A numerical study of non-perturbative corrections to the Chiral Separation Effect in quenched finite-density QCD

TL;DR

This study numerically investigates the non-perturbative corrections to the Chiral Separation Effect in quenched finite-density QCD, revealing its non-renormalization and potential use in fixing axial current renormalization constants.

Contribution

It introduces a novel numerical method to analyze transport properties of chiral lattice fermions and demonstrates the non-renormalization of the CSE across different phases.

Findings

CSE is non-renormalized in quenched finite-density QCD.

CSE can be used to determine axial current renormalization constants.

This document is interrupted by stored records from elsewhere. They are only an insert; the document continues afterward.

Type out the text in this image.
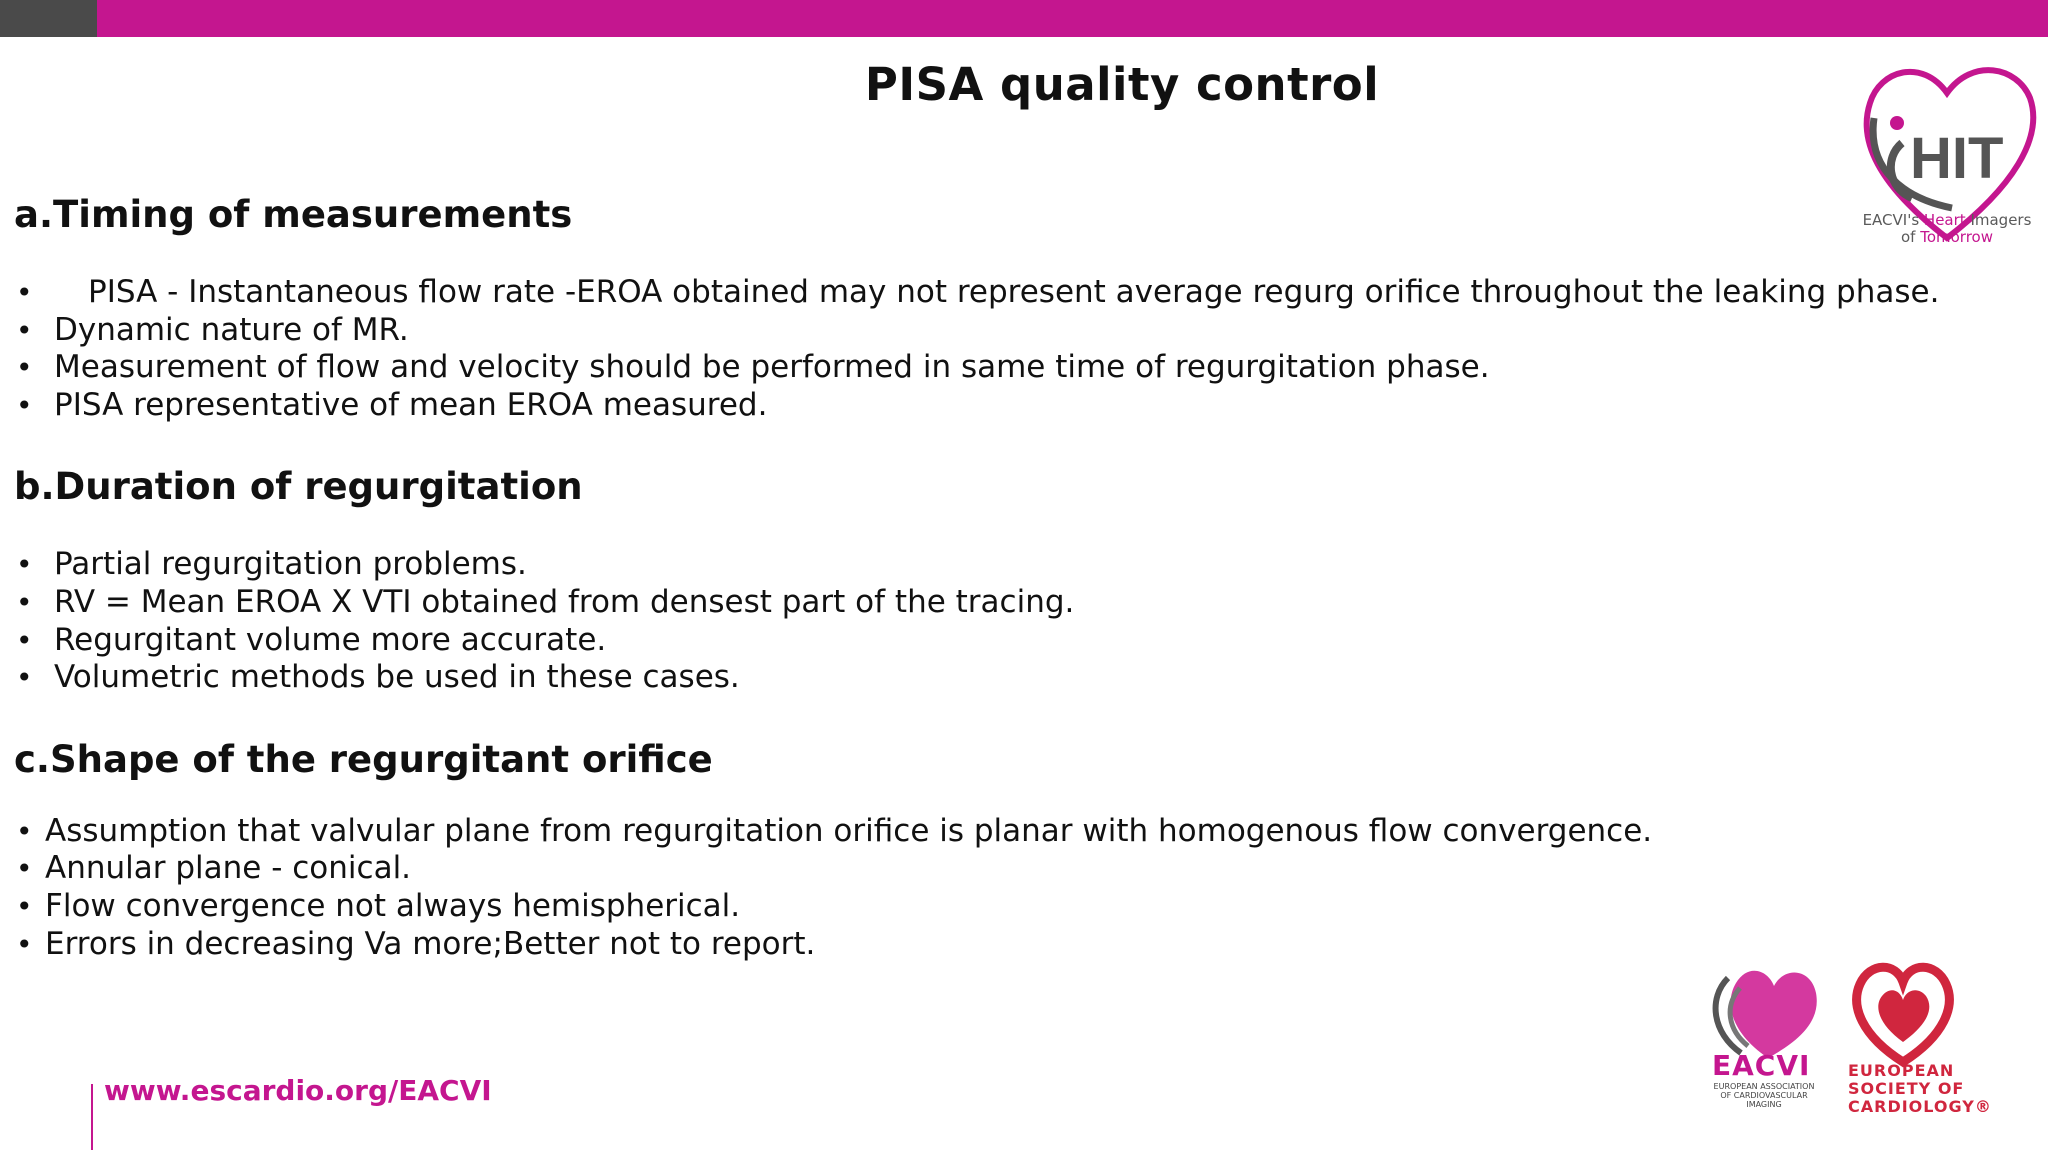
PISA quality control
HIT
EACVI's Heart Imagers
of Tomorrow
a.Timing of measurements
• PISA - Instantaneous flow rate -EROA obtained may not represent average regurg orifice throughout the leaking phase.
• Dynamic nature of MR.
• Measurement of flow and velocity should be performed in same time of regurgitation phase.
• PISA representative of mean EROA measured.
b.Duration of regurgitation
• Partial regurgitation problems.
• RV = Mean EROA X VTI obtained from densest part of the tracing.
• Regurgitant volume more accurate.
• Volumetric methods be used in these cases.
c.Shape of the regurgitant orifice
• Assumption that valvular plane from regurgitation orifice is planar with homogenous flow convergence.
• Annular plane - conical.
• Flow convergence not always hemispherical.
• Errors in decreasing Va more;Better not to report.
www.escardio.org/EACVI
EACVI
EUROPEAN ASSOCIATION OF CARDIOVASCULAR IMAGING
EUROPEAN
SOCIETY OF
CARDIOLOGY®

CSE vanishes for self-dual non-Abelian fields inside instanton cores.

Abstract

We demonstrate the non-renormalization of the Chiral Separation Effect (CSE) in quenched finite-density QCD in both confinement and deconfinement phases using a recently developed numerical method which allows, for the first time, to address the transport properties of exactly chiral, dense lattice fermions. This finding suggests that CSE can be used to fix renormalization constants for axial current density. Explaining the suppression of the CSE which we observe for topologically nontrivial gauge field configurations on small lattices, we also argue that CSE vanishes for self-dual non-Abelian fields inside instanton cores.